1. [SOLVED] Linear DE

Hi, the question is

$y'=\frac{y}{x}+2x^2$
and y(1)=0

I put it to this form

$y' -y(x^{-1})=2x^2$

so $f(x)=x^{-1}$ and $h(x)=2x^2$

is that right?

Integrating Factor $I(x)=exp(\int f(x)dx)$
$=exp(\int x^{-1}dx)$

which means I(x) = e

So i mulptiply both sides by e?

$\frac{d}{dx}ey=2ex^2$

and then i'm lost and confused, any help will be marvellous

2. Originally Posted by Rapid_W
Hi, the question is

$y'=\frac{y}{x}+2x^2$
and y(1)=0

I put it to this form

$y' -y(x^{-1})=2x^2$

so $f(x)=x^{-1}$ and $h(x)=2x^2$

is that right?

Integrating Factor $I(x)=exp(\int f(x)dx)$
$=exp(\int x^{-1}dx)$

which means I(x) = e

So i mulptiply both sides by e?

$\frac{d}{dx}ey=2ex^2$

and then i'm lost and confused, any help will be marvellous
$I(x)=exp(\int - x^{-1}dx) = e^{- \ln x} = \frac{1}{x}$

Now continue.

3. Where is the dunce hat, I need it! Omg, if I can't remember x^(-1) integrates to ln(x) how am I going to pass my tests

4. Nah, i can't work it out still

I obvioulsy now know that I(x) = 1/x so i mulitply the equation by this...

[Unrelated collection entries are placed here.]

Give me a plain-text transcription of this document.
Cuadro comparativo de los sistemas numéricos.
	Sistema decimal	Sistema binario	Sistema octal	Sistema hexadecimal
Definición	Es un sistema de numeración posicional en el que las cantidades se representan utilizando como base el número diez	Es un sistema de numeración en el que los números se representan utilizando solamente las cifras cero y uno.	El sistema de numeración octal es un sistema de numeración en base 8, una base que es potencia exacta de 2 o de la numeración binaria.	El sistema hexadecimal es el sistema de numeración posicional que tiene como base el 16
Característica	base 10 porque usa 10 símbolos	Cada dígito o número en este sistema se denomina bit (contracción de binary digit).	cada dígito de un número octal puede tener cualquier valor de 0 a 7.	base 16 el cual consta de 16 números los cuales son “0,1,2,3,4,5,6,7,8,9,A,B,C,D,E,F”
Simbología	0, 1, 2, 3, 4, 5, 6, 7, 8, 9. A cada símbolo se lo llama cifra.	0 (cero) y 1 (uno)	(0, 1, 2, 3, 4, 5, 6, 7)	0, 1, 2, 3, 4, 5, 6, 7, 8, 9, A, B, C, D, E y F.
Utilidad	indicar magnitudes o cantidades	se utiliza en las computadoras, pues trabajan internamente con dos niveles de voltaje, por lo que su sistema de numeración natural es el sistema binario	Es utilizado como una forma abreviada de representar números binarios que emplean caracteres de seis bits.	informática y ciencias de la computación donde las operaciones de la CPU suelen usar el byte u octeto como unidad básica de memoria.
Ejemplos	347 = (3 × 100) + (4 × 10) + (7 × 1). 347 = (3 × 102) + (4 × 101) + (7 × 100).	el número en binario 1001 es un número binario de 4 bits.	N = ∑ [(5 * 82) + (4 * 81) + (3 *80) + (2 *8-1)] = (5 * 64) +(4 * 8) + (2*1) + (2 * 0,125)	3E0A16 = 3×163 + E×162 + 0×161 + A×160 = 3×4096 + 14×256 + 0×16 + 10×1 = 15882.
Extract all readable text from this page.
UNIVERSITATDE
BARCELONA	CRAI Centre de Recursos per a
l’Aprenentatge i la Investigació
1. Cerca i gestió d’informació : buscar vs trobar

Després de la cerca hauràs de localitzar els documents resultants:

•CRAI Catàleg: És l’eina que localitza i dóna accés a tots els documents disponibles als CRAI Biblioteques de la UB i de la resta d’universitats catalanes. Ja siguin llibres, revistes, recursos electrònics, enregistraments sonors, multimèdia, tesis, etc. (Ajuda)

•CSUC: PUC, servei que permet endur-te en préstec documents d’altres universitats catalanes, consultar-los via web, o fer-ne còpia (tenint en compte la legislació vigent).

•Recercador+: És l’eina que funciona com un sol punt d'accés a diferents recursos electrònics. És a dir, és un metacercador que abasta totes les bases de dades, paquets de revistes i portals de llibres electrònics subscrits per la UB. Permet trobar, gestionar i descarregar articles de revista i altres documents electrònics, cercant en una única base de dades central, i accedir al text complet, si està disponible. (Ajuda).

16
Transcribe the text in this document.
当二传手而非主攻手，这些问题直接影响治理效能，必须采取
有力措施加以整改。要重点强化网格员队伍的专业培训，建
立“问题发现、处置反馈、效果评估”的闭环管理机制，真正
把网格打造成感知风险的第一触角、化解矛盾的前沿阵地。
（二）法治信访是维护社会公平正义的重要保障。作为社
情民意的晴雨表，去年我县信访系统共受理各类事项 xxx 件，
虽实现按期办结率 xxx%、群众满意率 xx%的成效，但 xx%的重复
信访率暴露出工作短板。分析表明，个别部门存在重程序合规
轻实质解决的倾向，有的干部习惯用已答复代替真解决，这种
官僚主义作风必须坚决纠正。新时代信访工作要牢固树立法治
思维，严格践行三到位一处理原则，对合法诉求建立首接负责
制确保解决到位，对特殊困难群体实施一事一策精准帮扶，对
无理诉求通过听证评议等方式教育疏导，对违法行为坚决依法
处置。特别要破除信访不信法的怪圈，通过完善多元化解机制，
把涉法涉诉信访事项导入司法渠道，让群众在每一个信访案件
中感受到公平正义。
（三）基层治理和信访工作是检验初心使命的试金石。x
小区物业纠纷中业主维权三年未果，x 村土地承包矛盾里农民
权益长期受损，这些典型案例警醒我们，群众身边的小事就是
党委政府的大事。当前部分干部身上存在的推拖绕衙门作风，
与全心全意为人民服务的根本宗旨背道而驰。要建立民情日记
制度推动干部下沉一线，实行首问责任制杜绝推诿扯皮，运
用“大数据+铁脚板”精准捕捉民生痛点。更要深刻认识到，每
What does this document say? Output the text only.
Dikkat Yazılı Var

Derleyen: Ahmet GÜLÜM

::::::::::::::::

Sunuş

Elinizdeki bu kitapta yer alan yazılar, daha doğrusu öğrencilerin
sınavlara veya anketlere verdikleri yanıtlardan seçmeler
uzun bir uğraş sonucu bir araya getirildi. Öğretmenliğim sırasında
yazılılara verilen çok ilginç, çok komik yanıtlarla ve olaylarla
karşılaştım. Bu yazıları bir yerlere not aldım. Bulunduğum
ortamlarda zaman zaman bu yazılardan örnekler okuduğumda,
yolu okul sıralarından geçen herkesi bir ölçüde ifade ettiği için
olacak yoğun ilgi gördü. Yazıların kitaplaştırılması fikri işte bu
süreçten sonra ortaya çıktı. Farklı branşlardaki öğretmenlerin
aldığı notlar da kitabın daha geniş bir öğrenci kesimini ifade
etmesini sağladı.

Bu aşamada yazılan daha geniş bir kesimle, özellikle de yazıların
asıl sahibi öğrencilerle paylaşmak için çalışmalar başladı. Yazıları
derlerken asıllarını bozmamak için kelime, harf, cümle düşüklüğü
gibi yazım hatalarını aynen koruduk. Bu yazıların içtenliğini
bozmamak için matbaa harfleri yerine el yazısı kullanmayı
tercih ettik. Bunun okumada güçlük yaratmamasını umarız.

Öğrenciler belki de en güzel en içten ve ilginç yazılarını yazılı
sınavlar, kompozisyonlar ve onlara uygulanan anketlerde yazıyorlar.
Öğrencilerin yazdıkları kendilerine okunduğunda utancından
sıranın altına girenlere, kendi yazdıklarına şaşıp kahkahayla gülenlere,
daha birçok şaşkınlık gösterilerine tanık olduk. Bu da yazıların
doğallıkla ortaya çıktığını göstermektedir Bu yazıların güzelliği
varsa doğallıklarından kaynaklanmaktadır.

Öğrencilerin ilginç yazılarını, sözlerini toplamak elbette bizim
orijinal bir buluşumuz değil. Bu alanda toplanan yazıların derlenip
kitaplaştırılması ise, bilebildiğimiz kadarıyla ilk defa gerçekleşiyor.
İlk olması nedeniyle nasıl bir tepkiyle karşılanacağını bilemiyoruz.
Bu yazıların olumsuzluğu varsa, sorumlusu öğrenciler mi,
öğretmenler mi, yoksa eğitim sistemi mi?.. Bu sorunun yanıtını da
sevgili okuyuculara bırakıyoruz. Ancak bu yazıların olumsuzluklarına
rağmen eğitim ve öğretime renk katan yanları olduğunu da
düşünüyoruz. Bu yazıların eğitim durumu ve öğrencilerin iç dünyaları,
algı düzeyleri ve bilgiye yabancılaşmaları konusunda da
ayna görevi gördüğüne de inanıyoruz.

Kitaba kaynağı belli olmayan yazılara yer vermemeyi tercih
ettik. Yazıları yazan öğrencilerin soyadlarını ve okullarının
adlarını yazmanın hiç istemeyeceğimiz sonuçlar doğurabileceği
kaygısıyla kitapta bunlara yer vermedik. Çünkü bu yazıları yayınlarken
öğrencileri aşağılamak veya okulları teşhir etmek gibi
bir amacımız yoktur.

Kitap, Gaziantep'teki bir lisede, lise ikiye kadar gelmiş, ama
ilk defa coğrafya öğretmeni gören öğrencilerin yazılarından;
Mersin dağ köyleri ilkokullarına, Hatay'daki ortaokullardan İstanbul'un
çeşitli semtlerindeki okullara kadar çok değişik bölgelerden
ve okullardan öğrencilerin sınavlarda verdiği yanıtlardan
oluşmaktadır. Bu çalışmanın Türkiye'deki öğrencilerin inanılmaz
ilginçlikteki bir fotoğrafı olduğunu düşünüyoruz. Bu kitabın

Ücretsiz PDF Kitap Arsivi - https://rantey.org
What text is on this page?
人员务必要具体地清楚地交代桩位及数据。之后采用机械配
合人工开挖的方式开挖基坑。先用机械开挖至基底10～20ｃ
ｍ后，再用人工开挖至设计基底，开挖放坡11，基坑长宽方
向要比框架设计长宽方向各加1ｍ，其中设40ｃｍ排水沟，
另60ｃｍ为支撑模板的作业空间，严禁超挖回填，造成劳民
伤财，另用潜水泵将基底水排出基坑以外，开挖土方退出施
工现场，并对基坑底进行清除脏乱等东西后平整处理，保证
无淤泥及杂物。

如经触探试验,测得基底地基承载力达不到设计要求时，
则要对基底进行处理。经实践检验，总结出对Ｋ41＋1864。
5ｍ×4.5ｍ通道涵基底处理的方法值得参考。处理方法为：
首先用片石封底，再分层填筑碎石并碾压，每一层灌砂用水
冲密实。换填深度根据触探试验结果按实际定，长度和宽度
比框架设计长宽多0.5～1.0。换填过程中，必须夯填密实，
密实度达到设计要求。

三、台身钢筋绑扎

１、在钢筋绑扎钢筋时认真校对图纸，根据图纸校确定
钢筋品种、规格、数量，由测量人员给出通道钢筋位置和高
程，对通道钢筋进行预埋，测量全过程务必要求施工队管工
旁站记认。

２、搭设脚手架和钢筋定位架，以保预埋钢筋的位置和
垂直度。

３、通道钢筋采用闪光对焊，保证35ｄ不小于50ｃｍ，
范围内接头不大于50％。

$$y' \frac{y}{x} = \frac{2x^2}{x}$$

so now i'm meant to integrate both sides, i now get this

$ylnx = x^2 + c$

So now what do i do? The initial value is y(1)=0

$y' - \frac{1}{x} y = 2 x^2$ .

Multiplying by the integrating factor gives you:

$\frac{1}{x} y' - \frac{1}{x^2} y = 2 x$

$\Leftrightarrow \frac{d}{dx} \left( \frac{y}{x} \right) = 2 x$

so

$\frac{y}{x} = \int 2x \, \mathrm{d}x$.

You should be able to take it from there, right?

6. I found the answer doing it this way...

$f(x)=-x^{-1}$
$h(x)=2x^2$
$I(x)=\frac{1}{x}$
so
$\int I(x)h(x)dx$
$=\int (\frac{1}{x})(2x^2)dx$
$=\int 2x$
$x^2+c$

$z(x)=x^2+c$

general solution = y=\frac{z(x)}{I(x)}[/tex]
so
$y=\frac{x^2+c}{\frac{1}{x}}$
$=x^3+cx$

and the initial value was y(1)=0

so $0=1^3+c$
$c=-1$
so finaly
$y=x^3-x$